OCD compulsions are repetitive behaviors that you feel driven to perform. These repetitive behaviors or mental acts are meant to prevent or reduce anxiety related to your obsessions or prevent something bad from happening. However, engaging in the compulsions brings no pleasure and may offer only a temporary relief from anxiety.
OCD usually begins in the teen or young adult years. Symptoms usually begin gradually and tend to vary in severity throughout life. Symptoms generally worsen when you experience greater stress. OCD, usually considered a lifelong disorder, can have mild to moderate symptoms or be so severe and time-consuming that it becomes disabling.
Questions and Answers
Most people with OCD are well aware that their obsessions and compulsions are irrational.

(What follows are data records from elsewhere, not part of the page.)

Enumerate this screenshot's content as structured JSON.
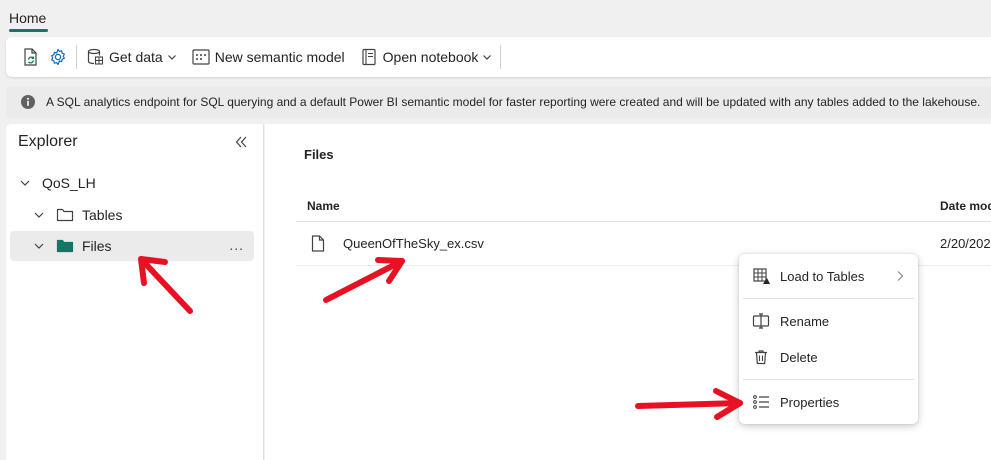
{
  "tabs": {
    "home": "Home"
  },
  "ribbon": {
    "get_data": "Get data",
    "new_semantic_model": "New semantic model",
    "open_notebook": "Open notebook"
  },
  "info": {
    "message": "A SQL analytics endpoint for SQL querying and a default Power BI semantic model for faster reporting were created and will be updated with any tables added to the lakehouse."
  },
  "explorer": {
    "title": "Explorer",
    "root": "QoS_LH",
    "items": [
      {
        "label": "Tables"
      },
      {
        "label": "Files",
        "more": "..."
      }
    ]
  },
  "main": {
    "title": "Files",
    "columns": {
      "name": "Name",
      "date": "Date mod"
    },
    "rows": [
      {
        "name": "QueenOfTheSky_ex.csv",
        "date": "2/20/202"
      }
    ]
  },
  "context_menu": {
    "items": [
      {
        "label": "Load to Tables"
      },
      {
        "label": "Rename"
      },
      {
        "label": "Delete"
      },
      {
        "label": "Properties"
      }
    ]
  },
  "colors": {
    "accent": "#117865",
    "annotation": "#e81123"
  }
}
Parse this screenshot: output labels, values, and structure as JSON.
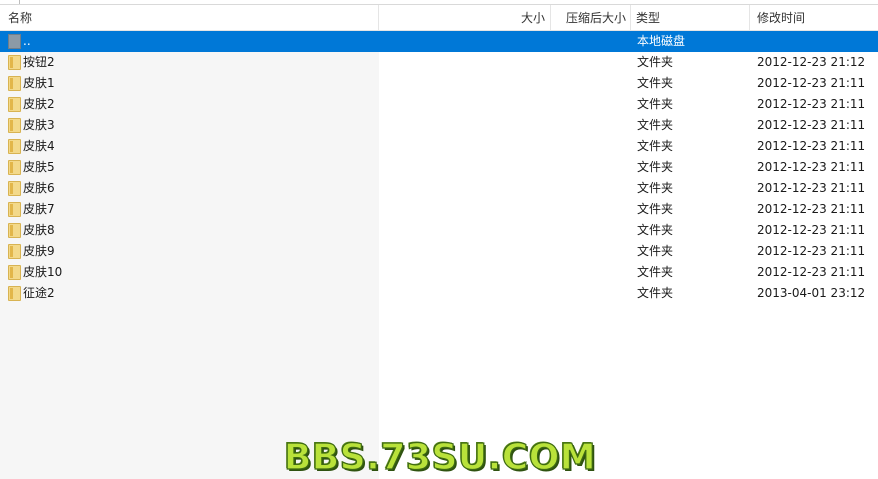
{
  "columns": {
    "name": "名称",
    "size": "大小",
    "compressed_size": "压缩后大小",
    "type": "类型",
    "modified": "修改时间"
  },
  "rows": [
    {
      "name": "..",
      "type": "本地磁盘",
      "modified": "",
      "icon": "up-folder-icon",
      "selected": true
    },
    {
      "name": "按钮2",
      "type": "文件夹",
      "modified": "2012-12-23 21:12",
      "icon": "folder-icon"
    },
    {
      "name": "皮肤1",
      "type": "文件夹",
      "modified": "2012-12-23 21:11",
      "icon": "folder-icon"
    },
    {
      "name": "皮肤2",
      "type": "文件夹",
      "modified": "2012-12-23 21:11",
      "icon": "folder-icon"
    },
    {
      "name": "皮肤3",
      "type": "文件夹",
      "modified": "2012-12-23 21:11",
      "icon": "folder-icon"
    },
    {
      "name": "皮肤4",
      "type": "文件夹",
      "modified": "2012-12-23 21:11",
      "icon": "folder-icon"
    },
    {
      "name": "皮肤5",
      "type": "文件夹",
      "modified": "2012-12-23 21:11",
      "icon": "folder-icon"
    },
    {
      "name": "皮肤6",
      "type": "文件夹",
      "modified": "2012-12-23 21:11",
      "icon": "folder-icon"
    },
    {
      "name": "皮肤7",
      "type": "文件夹",
      "modified": "2012-12-23 21:11",
      "icon": "folder-icon"
    },
    {
      "name": "皮肤8",
      "type": "文件夹",
      "modified": "2012-12-23 21:11",
      "icon": "folder-icon"
    },
    {
      "name": "皮肤9",
      "type": "文件夹",
      "modified": "2012-12-23 21:11",
      "icon": "folder-icon"
    },
    {
      "name": "皮肤10",
      "type": "文件夹",
      "modified": "2012-12-23 21:11",
      "icon": "folder-icon"
    },
    {
      "name": "征途2",
      "type": "文件夹",
      "modified": "2013-04-01 23:12",
      "icon": "folder-icon"
    }
  ],
  "watermark": "BBS.73SU.COM",
  "colors": {
    "selection": "#0078d7",
    "folder": "#f3d98a",
    "watermark_fill": "#b9e23a",
    "watermark_outline": "#3e6a12"
  }
}
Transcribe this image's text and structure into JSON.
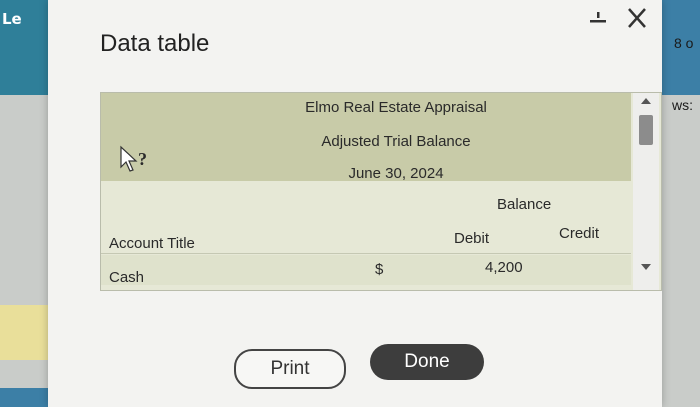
{
  "background": {
    "left_logo_text": "Le",
    "right_text_1": "8 o",
    "right_text_2": "ws:"
  },
  "dialog": {
    "title": "Data table",
    "controls": {
      "minimize": "minimize-icon",
      "close": "close-icon"
    }
  },
  "table": {
    "company": "Elmo Real Estate Appraisal",
    "report": "Adjusted Trial Balance",
    "date": "June 30, 2024",
    "balance_header": "Balance",
    "columns": {
      "account": "Account Title",
      "debit": "Debit",
      "credit": "Credit"
    },
    "rows": [
      {
        "account": "Cash",
        "currency": "$",
        "debit": "4,200",
        "credit": ""
      }
    ]
  },
  "buttons": {
    "print": "Print",
    "done": "Done"
  },
  "colors": {
    "header_band": "#c8cba8",
    "panel": "#e6e8d6",
    "done_button": "#3d3d3d",
    "dialog_bg": "#f3f3f1"
  }
}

Indeed, this is part of the torment of OCD – their insight does little to weaken the obsessional distress or to make compulsive behaviors easier to resist, and the understanding that these thoughts and behaviors are irrational heightens the distress. This can lead to a high degree of shame, embarrassment, and isolation.
The emotional areas of the brain are making the person feel as if, for example, their hands are contaminated with deadly germs, or that they may have accidentally hit someone with their car, or that they left the iron on and their house might burn down as a result. The distress that arises doesn’t stop until they perform their compulsive behaviors of (respectively) perhaps scrubbing their hands with soap and hot water, or retracing the entire route they just drove checking for a struck pedestrian, or driving back home to check that the iron is off.